Back to School and Branching Out

Ah, back-to-school time. I distinctly remember an ad for Staples that ran when I was a child. A father coasts gleefully on a shopping cart while his children sulkily drag their feet behind him as they shop for school supplies, “It’s the Most Wonderful Time of the Year” playing merrily in the background. My mom thought that commercial was hilarious. I didn’t really get it; I thought school was the best.
Let me introduce my (12-year-old) self. I play cymbals in the marching band and I have a xylophone solo in the school musical. I’m on the academic decathlon team and the captain of the track team, specializing in the 400 meters and the 4x100 meter relay. I also run hurdles, but only because I’m one of the few middle schoolers tall enough to make it over them. I play fullback on the soccer team and I want to be a movie star when I grow up, going so far as to draft my acceptance speech after begging my mom to let me stay up to watch the end of the Oscars on a school night.

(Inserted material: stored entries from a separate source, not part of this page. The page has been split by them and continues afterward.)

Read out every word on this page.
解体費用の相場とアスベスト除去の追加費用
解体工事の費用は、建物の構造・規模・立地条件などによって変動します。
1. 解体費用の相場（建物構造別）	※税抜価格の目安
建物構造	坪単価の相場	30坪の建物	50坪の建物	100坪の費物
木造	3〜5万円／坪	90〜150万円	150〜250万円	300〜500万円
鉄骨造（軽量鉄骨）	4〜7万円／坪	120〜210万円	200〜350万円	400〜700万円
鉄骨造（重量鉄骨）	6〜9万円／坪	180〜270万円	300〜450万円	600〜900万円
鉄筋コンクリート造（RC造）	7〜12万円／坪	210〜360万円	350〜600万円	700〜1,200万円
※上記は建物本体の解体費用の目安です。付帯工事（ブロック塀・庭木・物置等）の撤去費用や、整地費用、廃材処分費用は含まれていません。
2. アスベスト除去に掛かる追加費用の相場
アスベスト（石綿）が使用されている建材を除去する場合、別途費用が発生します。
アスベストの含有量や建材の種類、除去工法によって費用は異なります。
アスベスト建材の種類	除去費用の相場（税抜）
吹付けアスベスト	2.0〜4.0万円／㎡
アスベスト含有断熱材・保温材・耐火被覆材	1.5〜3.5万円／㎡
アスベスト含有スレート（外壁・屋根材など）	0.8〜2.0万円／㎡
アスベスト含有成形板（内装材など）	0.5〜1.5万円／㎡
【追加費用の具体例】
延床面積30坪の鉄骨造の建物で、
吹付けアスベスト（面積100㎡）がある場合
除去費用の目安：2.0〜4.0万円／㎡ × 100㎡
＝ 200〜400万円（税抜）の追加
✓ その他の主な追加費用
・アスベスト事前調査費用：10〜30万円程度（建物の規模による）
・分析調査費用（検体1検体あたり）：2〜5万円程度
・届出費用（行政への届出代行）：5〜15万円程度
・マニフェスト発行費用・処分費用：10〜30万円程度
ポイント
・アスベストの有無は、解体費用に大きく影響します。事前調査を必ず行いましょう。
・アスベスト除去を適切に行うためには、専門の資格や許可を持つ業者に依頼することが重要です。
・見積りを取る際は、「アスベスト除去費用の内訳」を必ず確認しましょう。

In middle school, I could do all of those things. And after middle school, I never did any of them again. Not because I couldn’t, or because I wasn’t good at them or didn’t enjoy them, but because I had already begun to whittle away passing interests to concentrate on those activities that would turn into true passions: theater, writing, working, playing softball, spending time with my friends. 

Middle school is the perfect time to try on many hats. The stakes are low, the energy is high, and the possibilities are endless. As your middle schooler prepares to begin this year, ask her what she wants to try. Students who report feeling the most connected and engaged in their school communities are those who are plugged in beyond the classroom. Co-curriculars also help students practice time-management skills and create a sense of balance between what challenges them academically and what fulfills them socially, physically, and emotionally. It’s also a great way to stretch leadership capacity and make new friends.

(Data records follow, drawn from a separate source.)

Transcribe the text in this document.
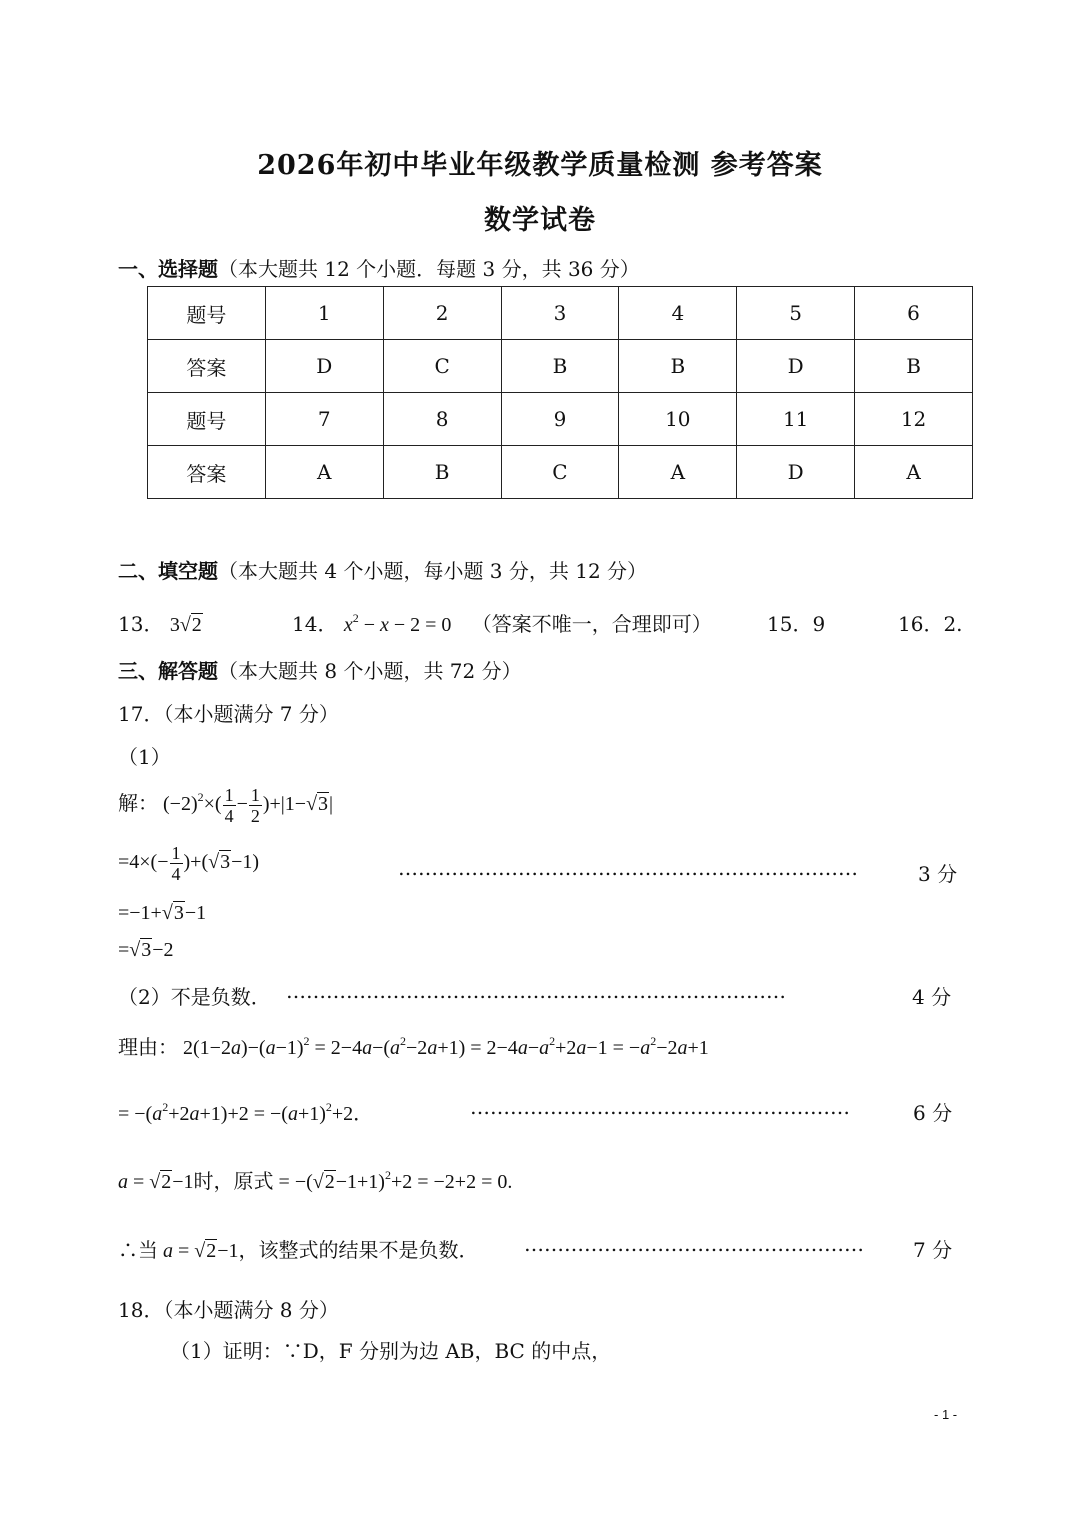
2026年初中毕业年级教学质量检测 参考答案
数学试卷
一、选择题（本大题共 12 个小题．每题 3 分，共 36 分）
题号	1	2	3	4	5	6
答案	D	C	B	B	D	B
题号	7	8	9	10	11	12
答案	A	B	C	A	D	A
二、填空题（本大题共 4 个小题，每小题 3 分，共 12 分）
13． 3√2	14． $x^2 - x - 2 = 0$ （答案不唯一，合理即可）	15．9	16．2.
三、解答题（本大题共 8 个小题，共 72 分）
17．（本小题满分 7 分）
（1）
解： $(-2)^2\times( \frac{1}{4} - \frac{1}{2} )+|1-√3|$
$=4\times(- \frac{1}{4} )+(√3-1)$	……………………………………………………………	3 分
=−1+√3−1
=√3−2
（2）不是负数． …………………………………………………………………	4 分
理由： $2(1-2a)-(a-1)^2 = 2-4a-(a^2-2a+1) = 2-4a-a^2+2a-1 = -a^2-2a+1$
= $-(a^2+2a+1)+2 = -(a+1)^2+2$．	…………………………………………………	6 分
a = √2−1时，原式 = $-(√2-1+1)^2+2 = -2+2 = 0$.
∴当 a = √2−1，该整式的结果不是负数． …………………………………………… 7 分
18．（本小题满分 8 分）
（1）证明：∵D，F 分别为边 AB，BC 的中点，
- 1 -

The goal, of course, isn’t to do everything. (Even in my frenetic middle school days, I was generally only doing one or two of those things at a time.) Over-programming and burnout are real. But finding the right balance of exploration and challenge is so important, as is granting your child autonomy and choice in how she spends her time. As William Stixrud and Ned Johnson write in The Self-Driven Child, “So often, parents want to play Edward Scissorhands and start pruning their child like a tree, but the reality is that your tree has just begun to grow, and you don't even know what kind of tree it is. Maybe it's not a sports tree.” The authors expound on how a lack of control over their lives creates stress and a lack of motivation in young people. But when students feel that they have ownership of their time and energy, not only will they be less anxious, but they will also have increased intrinsic motivation to be successful at whatever it is they choose to do.

So let your child be a painter-ballerina-soccer goalie if that’s what she wants. Maybe she won’t excel at any of those things (at least not in the traditional ways we tend to measure “success”). But maybe through those activities, she’ll discover that she’s really adept at motivating her peers, which inspires her to run for student council.  Or perhaps she’ll gain the awareness that she feels tremendously calm when stretching before a rehearsal, which then translates into a de-stressing routine she practices before bed each day. Maybe painting isn’t her thing, but perhaps it introduces her to her lifelong best friend. If, at the end of the season, your child decides it’s time to move on, that’s okay. But encourage her to reflect on what positive aspects she’ll take away from each experience before she finds her next favorite thing.

Back-to-school time is the most wonderful time of the year. It’s when students have the opportunity to reinvent themselves on that first day of school, trying on and discarding whatever doesn’t quite feel right. Let your little tree grow wild in whatever directions she chooses, knowing that she’s firmly rooted in your love and support.